I'll periodically see this appear on the console as well:
Code:
2023 Apr 12 13:29:18 atlas Device: /dev/sdaf [SAT], 168 Currently unreadable (pending) sectors 2023 Apr 12 13:29:18 atlas Device: /dev/sdaf [SAT], 21 Offline uncorrectable sectors
I ran a smart test against this drive, no failures:
Code:
root@atlas[~]# smartctl -a /dev/sdaf smartctl 7.2 2020-12-30 r5155 [x86_64-linux-5.15.79+truenas] (local build) Copyright (C) 2002-20, Bruce Allen, Christian Franke, www.smartmontools.org === START OF INFORMATION SECTION === Model Family: Toshiba MG07ACA... Enterprise Capacity HDD Device Model: TOSHIBA MG07ACA14TE Serial Number: Z810A01LF94G LU WWN Device Id: 5 000039 918c80421 Firmware Version: 0101 User Capacity: 14,000,519,643,136 bytes [14.0 TB] Sector Sizes: 512 bytes logical, 4096 bytes physical Rotation Rate: 7200 rpm Form Factor: 3.5 inches Device is: In smartctl database [for details use: -P show] ATA Version is: ACS-3 T13/2161-D revision 5 SATA Version is: SATA 3.3, 6.0 Gb/s (current: 3.0 Gb/s) Local Time is: Wed Apr 12 14:00:29 2023 EDT SMART support is: Available - device has SMART capability.
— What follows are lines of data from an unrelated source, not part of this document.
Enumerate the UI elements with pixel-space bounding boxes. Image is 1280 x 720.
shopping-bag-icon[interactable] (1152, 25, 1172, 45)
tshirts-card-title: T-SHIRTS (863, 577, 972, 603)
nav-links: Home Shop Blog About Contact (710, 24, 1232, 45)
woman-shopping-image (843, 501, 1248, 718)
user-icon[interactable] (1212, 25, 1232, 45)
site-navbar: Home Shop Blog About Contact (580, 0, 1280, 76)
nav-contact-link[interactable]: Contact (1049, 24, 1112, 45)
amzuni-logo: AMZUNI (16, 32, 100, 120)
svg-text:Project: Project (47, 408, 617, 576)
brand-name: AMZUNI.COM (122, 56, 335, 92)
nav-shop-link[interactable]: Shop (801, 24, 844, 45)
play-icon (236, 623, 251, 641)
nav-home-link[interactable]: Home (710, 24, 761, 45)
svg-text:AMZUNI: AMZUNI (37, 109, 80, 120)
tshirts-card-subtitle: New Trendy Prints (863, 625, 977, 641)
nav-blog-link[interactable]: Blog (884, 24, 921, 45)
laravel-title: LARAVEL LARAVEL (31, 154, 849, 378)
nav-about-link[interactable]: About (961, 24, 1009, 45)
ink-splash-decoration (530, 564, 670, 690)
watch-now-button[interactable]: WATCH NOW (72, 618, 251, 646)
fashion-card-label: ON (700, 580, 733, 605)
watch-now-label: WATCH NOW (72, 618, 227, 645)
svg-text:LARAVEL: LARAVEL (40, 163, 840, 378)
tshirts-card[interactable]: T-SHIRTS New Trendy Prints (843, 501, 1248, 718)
SMART support is: Enabled === START OF READ SMART DATA SECTION === SMART overall-health self-assessment test result: PASSED
I checked dmesg for anything interesting, and see the following:
Code:
[ 967.806118] INFO: task agents:13957 blocked for more than 241 seconds. [ 967.806777] Tainted: P OE 5.15.79+truenas #1 [ 967.807456] "echo 0 > /proc/sys/kernel/hung_task_timeout_secs" disables this message. [ 967.808182] task:agents state:D stack: 0 pid:13957 ppid: 1 flags:0x00000000 [ 967.808886] Call Trace: [ 967.809573] <TASK> [ 967.810282] __schedule+0x2f0/0x950 [ 967.810980] schedule+0x5b/0xd0 [ 967.811676] io_schedule+0x42/0x70 [ 967.812379] cv_wait_common+0xaa/0x130 [spl] [ 967.813091] ? finish_wait+0x90/0x90 [ 967.813804] txg_wait_synced_impl+0x92/0x110 [zfs] [ 967.814686] txg_wait_synced+0xc/0x40 [zfs] [ 967.815766] spa_vdev_state_exit+0x8a/0x170 [zfs] [ 967.816852] zfs_ioc_vdev_set_state+0xe2/0x1b0 [zfs] [ 967.817966] zfsdev_ioctl_common+0x698/0x750 [zfs] [ 967.819076] ? __kmalloc_node+0x3d6/0x480 [ 967.820013] ? _copy_from_user+0x28/0x60 [ 967.820759] zfsdev_ioctl+0x53/0xe0 [zfs] [ 967.821676] __x64_sys_ioctl+0x8b/0xc0 [ 967.822432] do_syscall_64+0x3b/0xc0 [ 967.823169] entry_SYSCALL_64_after_hwframe+0x61/0xcb [ 967.823885] RIP: 0033:0x7fb2ad6386b7 [ 967.824581] RSP: 002b:00007fb2ac884308 EFLAGS: 00000246 ORIG_RAX: 0000000000000010 [ 967.825288] RAX: ffffffffffffffda RBX: 00007fb2ac884320 RCX: 00007fb2ad6386b7 [ 967.825998] RDX: 00007fb2ac884320 RSI: 0000000000005a0d RDI: 000000000000000d [ 967.826715] RBP: 00007fb2ac887d10 R08: 000000000006ebf4 R09: 0000000000000000 [ 967.827424] R10: 00007fb2a0014ab0 R11: 0000000000000246 R12: 00007fb2a00215c0 [ 967.828141] R13: 00007fb2ac8878d0 R14: 0000558f339b60d0 R15: 00007fb2a0026e80 [ 967.828864] </TASK>
Unfortunately, I don't quite understand the output I'm seeing here.
The drives in use for zpool HDD are currently shown as unassigned, despite the zpool still existing. The zpool HDD still shows under Storage. If I select 'Storage > Disks' view, then I see the disks associated with HDD zpool from there.
Some possible important notes:
The data on zpool HDD is not important, data recovery is not required.
The HDD zpool is connected via external NetApp DS4246 shelf, but using the same onboard HBA as my healthy zpool which has never shown errors.
I've already tried swapping the cable to the DS4246 and seemingly no change in behavior.
My other healthy zpool was created back in the FreeNAS days, I have yet to update the ZFS version on the pool.
I've tried capturing the zpool version for my healthy pool, but the zpool get version command does not report a version.
Any help with this is greatly appreciated.